Early Summer on Staten Island
The Purple Loose-Strife Blooms
From June through early summer, walks in some of Staten Island's numerous wetlands and marsh areas reveal the bright blooms of the Purple Loose-Strife (Lythrum salicaria), pictured at left. The Lavender Trail in High Rock Park, which loops around Loose-Strife Pond, takes its name from this plant's colorful Spring flowers. The return of the Loose-Strife blooms raises an issue. While loose-strife is beautiful--especially against the backdrop of black marsh earth and dark green June foliage--it is also an introduced plant which is classified in many ecosystems as a noxious weed. It pushes out many other freshwater plant populations, creating a less-diverse ecosystem.
Many biologists share their research about the impact of these changes in online sources. To contextualize the place of purple loose-strife in a wetlands ecosystem, visit Freshwater Marshes, part of a course on Soil and Water Conservation Management at Purdue University. The US Department of Agriculture-sponsored study, "Disturbance Processes and Ecosystem Management," (1994, USDA Forest Service), by Robert D. Averill, Louise Larson, Jim Saveland, Philip Wargo, Jerry Williams, Melvin Bellinger, examines the kinds of impacts loose-strife and other introduced flora and fauna can have; "Ecosystems, Science and Sustainability," by James J. Kay, University of Waterloo, covers similar ground, with some really interesting case study comparisons between the roles of loose-strife and beavers in altering river environments. To see the response to loose-strife in North Dakota, see "Identification and Control of Purple Loosestrife (Lythrum salicaria L.)," (June 1997), by Professor Rodney G. Lym, University of North Dakota. Finally, you can read about the impact of these changes on bird populations in "Avian Use of Purple Loosestrife Dominated Habitat Relative to Other Vegetation Types in a Lake Huron Wetland Complex," by Michael B. Whitt, Harold H. Prince, and Robert R. Cox, Jr. (originally appeared in The Wilson Bulletin, March 1999).

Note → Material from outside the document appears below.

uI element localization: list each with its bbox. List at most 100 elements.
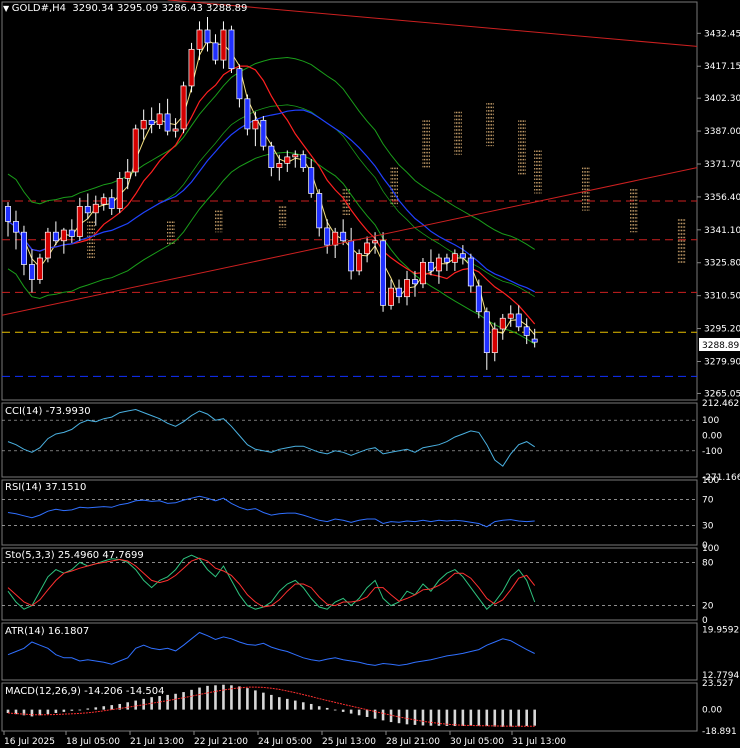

Despite its complicated role in the local ecosystem, most people view purple loose-strife as an attractive plant which many see as a pleasant herald of the return of summer. When I'm out hiking in early summer, most of the people I ask about it say that they like it and aren't aware of any negative aspects associated with it. Perhaps they share the perspective of American writer Susan Fenimore Cooper (1813-1894), who wrote appreciatively of seeing the loose-strife bloom in New England's early summer:
- "We were walking in a beautiful grove where the wood had been only partially cleared, leaving many fine trees standing, mingled with the stumps of others long since felled. The mossy roots of these mouldering old stumps are choice places for the early flowers; one often finds the remains of an old oak, or pine, or chestnut, encircled by a beautiful border of this kind, mosses and flowers blended together in a way which art can never equal. During many successive springs, we have been in the habit of watching the flowers as they unfold upon these mossy hillocks. As usual, they are now daintily sprinkled with blossoms, for the soil is rich as possible in such spots. We amused ourselves with counting the different kinds of flowers growing on several of these little knolls. In one instance, we found fifteen different plants, besides the grasses, in a narrow circle about the swelling roots, six or eight feet in breadth; around another we counted eighteen varieties; another showed twenty-two; and a fourth had six-and-twenty kinds. The groundwork is usually made up of mosses of three or four varieties and shades, all very beautiful, and blended with these are the silvery leaves of the pearly everlastings. Violets, blue, white, and yellow, grow there, with rosy gay-wings, cool-wort, fairy-cup, or mitella, low-cornel, May-star, strawberry, dew-drop, bead-ruby, squaw-vine, partridge-plant, pipsissiwa, pyrolas, loose-strife, ground-laurel, innocence, Michaelmas-daisies, of several kinds, perhaps the coptis, or gold-thread, and three or four ferns. Such are the plants often found in these wild, posy patches, about old stumps, in half-cleared woods. Of course, they are not all in flower together; but toward the prime of the spring, one may at times find nearly a dozen kinds in blossom at the same moment. These are all native plants, gathering, as if out of affection, about the roots of the fallen forest trees." [Susan Fenimore Cooper, "Summer," from Rural Hours (Boston: Houghton, Mifflin, and Company, 1887).]